For some patients at the Johns Hopkins Children's Center, the 1,460-pound bull in a parking lot offered a welcome break Saturday from the routines of medicine and doctors.
Get Western, a bull featured in a professional bull riding circuit, was accompanied by about a dozen riders in cowboy hats on a visit to children and their families staying at Believe in Tomorrow's hospital housing. It was part of a long-standing partnership between the housing provider for critically ill children and the Professional Bull Riders Inc., an organization that attracts 2.5 million fans each year to live, nationally televised events. The riders offer the children encouragement and a behind-the-scenes look at their fast-growing sport.
Doing so immerses children in the adventurous world of bull riders and shifts focus away from ongoing treatments, the children's group's founder says.
"It's our goal that the children that are oftentimes thinking of today's treatment and yesterday's treatment start projecting forward and looking forward, and hence then believing in the future," said Brian Morrison, founder and CEO of the Believe in Tomorrow Children's Foundation. The group runs hospital housing facilities for Hopkins patients as well as a half-dozen "respite" houses in beach and mountain settings.
When the children meet riders, Morrison said, "they can follow them on TV and on the Internet, and it gives them ways to project forward."
Andrew Sumner, a 17-year-old Laurel resident, underwent bone marrow surgery in December for aplastic anemia and now must stay no farther than 15 minutes away from the hospital. Sumner, who with his mother has been staying since Dec. 22 at Believe in Tomorrow's three-story brick house on McElderry Street in East Baltimore, ventured out in the rain to meet the bull and riders wearing a protective mask.

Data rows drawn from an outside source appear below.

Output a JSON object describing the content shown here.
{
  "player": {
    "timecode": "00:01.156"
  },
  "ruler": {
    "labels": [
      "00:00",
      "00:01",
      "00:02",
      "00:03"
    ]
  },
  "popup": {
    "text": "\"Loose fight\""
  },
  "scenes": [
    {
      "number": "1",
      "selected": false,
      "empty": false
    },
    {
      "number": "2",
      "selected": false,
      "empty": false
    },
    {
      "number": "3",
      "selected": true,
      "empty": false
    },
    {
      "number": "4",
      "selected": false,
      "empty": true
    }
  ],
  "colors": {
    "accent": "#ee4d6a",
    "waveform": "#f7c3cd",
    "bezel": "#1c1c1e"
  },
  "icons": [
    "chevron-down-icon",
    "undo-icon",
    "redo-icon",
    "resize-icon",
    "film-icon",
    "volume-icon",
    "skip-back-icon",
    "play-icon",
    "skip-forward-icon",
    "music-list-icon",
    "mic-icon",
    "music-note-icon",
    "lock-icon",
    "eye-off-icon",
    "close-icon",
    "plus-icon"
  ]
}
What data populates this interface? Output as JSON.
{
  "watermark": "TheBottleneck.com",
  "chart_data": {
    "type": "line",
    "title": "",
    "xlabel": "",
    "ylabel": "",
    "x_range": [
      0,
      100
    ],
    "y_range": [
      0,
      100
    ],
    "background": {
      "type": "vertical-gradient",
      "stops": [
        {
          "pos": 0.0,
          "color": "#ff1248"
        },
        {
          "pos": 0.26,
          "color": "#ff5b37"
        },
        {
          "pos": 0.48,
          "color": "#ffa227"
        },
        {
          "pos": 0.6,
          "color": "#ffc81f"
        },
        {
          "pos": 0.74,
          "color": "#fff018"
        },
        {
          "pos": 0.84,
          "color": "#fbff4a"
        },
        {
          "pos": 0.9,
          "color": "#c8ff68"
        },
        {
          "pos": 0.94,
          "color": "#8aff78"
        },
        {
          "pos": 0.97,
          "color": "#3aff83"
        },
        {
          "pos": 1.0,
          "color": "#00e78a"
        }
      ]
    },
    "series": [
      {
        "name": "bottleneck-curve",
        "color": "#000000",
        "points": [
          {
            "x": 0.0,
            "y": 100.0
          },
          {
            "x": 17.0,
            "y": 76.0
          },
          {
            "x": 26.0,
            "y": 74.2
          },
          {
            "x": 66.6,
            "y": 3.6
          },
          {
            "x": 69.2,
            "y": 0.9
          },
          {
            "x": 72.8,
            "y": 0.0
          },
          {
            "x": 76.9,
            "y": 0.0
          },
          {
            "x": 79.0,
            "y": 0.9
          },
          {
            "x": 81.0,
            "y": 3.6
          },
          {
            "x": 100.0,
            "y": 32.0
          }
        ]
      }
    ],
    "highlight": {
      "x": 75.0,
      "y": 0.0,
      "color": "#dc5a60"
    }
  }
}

Patients and their families "need something to take their minds off things, a change of pace," said Sumner, a senior at Springbrook High School.
Catonsville-based Believe in Tomorrow can accommodate 16 families at its Hopkins campus house and another eight families at the St. Casimir house in Canton, a stand-alone residence that serves pediatric bone marrow transplant patients. Stays range from days to months.

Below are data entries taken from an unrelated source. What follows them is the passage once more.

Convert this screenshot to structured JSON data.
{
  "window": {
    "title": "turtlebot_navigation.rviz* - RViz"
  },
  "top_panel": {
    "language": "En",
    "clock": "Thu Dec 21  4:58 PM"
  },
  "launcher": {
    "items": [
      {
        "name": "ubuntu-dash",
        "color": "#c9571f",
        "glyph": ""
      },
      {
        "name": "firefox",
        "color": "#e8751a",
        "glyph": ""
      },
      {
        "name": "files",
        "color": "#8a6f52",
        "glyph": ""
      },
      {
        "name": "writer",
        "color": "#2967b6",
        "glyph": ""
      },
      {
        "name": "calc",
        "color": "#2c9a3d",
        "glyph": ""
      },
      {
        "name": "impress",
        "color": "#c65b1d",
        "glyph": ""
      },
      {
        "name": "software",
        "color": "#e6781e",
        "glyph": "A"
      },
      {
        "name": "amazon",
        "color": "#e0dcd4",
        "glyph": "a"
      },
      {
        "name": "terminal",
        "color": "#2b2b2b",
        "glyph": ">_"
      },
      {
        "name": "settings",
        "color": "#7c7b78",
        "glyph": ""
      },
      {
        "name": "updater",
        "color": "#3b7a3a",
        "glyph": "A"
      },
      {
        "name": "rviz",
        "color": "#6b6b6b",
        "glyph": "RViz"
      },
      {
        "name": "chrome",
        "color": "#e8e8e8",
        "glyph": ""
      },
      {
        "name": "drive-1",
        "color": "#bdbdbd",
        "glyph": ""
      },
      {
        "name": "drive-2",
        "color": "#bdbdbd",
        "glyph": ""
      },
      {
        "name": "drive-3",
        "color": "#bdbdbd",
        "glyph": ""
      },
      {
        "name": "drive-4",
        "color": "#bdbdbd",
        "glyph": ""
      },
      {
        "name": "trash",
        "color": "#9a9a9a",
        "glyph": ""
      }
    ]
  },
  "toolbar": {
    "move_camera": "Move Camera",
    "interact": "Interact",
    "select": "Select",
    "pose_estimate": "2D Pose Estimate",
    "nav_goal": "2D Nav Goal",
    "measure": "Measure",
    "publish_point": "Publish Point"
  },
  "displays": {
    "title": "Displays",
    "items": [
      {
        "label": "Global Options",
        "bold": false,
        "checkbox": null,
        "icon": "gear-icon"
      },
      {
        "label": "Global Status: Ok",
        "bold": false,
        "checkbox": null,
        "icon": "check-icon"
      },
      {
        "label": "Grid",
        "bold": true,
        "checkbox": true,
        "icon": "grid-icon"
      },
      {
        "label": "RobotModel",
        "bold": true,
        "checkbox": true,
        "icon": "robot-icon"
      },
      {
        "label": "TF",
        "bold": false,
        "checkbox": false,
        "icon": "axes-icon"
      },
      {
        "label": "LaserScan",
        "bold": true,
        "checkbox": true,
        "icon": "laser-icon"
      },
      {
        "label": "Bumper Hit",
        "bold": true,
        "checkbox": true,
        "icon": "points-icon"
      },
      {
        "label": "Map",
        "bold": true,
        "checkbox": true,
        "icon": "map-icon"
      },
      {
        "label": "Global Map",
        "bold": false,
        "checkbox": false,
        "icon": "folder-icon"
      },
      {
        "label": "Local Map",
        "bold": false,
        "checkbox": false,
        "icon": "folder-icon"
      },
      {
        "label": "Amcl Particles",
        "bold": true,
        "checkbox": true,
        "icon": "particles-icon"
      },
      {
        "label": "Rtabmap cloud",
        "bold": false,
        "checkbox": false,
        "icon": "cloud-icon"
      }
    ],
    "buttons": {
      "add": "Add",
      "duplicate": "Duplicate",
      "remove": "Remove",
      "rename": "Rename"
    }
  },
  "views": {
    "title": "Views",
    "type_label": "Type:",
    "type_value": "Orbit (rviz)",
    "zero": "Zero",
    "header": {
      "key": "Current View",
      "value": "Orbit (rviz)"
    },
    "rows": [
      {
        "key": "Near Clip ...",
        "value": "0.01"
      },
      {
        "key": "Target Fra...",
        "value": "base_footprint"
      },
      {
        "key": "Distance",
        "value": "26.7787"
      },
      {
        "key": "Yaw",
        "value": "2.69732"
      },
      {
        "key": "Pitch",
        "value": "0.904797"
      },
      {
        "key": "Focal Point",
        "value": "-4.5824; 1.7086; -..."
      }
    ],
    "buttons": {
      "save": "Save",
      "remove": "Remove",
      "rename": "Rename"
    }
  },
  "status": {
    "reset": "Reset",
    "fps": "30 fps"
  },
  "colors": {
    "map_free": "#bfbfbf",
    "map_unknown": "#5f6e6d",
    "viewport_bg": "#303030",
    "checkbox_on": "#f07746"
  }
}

"It's a home away from home," said Sumner's mother, Susan Sumner. "Their whole lives are up-ended and uprooted. It's important to give them some degree of normalcy."

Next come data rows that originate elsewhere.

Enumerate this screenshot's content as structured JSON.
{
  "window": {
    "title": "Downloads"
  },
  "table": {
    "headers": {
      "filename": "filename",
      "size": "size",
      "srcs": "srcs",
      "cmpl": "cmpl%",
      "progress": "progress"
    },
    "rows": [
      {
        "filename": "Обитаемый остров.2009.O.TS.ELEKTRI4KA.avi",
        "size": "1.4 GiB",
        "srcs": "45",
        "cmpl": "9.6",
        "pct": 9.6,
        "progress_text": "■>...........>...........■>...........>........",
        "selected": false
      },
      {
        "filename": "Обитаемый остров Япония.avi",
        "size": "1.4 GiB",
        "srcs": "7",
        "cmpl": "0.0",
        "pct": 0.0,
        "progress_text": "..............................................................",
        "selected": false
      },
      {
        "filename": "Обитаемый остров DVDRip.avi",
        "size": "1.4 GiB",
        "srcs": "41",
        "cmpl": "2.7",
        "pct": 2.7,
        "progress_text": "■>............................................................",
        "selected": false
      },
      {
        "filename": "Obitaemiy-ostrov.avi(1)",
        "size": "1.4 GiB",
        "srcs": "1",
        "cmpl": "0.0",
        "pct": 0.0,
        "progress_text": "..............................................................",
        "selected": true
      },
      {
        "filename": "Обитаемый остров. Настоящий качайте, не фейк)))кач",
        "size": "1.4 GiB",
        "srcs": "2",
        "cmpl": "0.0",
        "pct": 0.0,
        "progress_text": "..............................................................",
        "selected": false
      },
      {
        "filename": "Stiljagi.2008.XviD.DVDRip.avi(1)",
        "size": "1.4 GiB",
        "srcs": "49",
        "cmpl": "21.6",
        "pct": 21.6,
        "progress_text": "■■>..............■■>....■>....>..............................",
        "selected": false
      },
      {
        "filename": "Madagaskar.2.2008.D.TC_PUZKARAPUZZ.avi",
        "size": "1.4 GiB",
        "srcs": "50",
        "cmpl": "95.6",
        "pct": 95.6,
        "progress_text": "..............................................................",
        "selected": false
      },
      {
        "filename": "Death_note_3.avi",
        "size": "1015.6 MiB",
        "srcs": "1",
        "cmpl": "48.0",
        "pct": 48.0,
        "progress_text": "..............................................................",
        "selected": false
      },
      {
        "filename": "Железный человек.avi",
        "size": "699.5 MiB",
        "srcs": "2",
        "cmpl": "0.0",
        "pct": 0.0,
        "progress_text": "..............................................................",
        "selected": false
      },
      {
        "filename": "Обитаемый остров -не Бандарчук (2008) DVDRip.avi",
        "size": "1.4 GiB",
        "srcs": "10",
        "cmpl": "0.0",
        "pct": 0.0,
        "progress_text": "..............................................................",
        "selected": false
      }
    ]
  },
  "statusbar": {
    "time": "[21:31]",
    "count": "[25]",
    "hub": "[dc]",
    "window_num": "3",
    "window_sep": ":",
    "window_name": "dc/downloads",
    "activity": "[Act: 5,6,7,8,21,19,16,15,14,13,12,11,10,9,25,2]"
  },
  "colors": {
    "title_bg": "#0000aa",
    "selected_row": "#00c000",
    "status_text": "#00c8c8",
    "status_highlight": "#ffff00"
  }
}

Through a 13-year partnership with the charity, the bull riding organization hosts pediatric patients with cancer and other critical illnesses at competitions around the country, including an event Saturday at Royal Farms Arena in downtown Baltimore. Children get behind-the-scenes tours and meet the riders.
"The riders tend to be some of the nicest young men I've ever met, down-to-earth nice guys … and they really develop a nice relationship with kids in our programs," Morrison said. "They can talk to them on a level the children understand."
Cody Nance, a 27-year-old bull rider from Paris, Tenn., said he got involved with the charity because he feels grateful for the good health of his children. Nance has been riding bulls since he was 14 and now spends 10 months a year competing at events around the country.
The patients "enjoy meeting us," Nance said, noting that he talks to them about overcoming obstacles as a bull rider. "It gives them interaction with the outside world on a different level."
Champion rider Mike Lee, 31, spends part of the week at home in Decatur, Texas, but is on the road competing each weekend. When he meets children through Believe in Tomorrow, he said he often prays with them.
"It's cool to see smiles on kids faces," Lee said. "They don't complain."
Meghan Erdman, 14, of Woodbine said she attended a bull riding event in Frederick with a friend and was eager to see a bull up close. Meghan, who is staying at the St. Casimir house after undergoing a bone marrow transplant more than two months ago, was joined by her parents and two brothers.
Mike Miller, Get Western's owner, says he often introduces the bull to ill children, who want to know what the bull eats and if it's "mean."
"Every bull has a personality, just like people," said Miller, who has 14 bulls on the current tour. "Some are nasty. Some are nice to be around. He's one of the nice ones."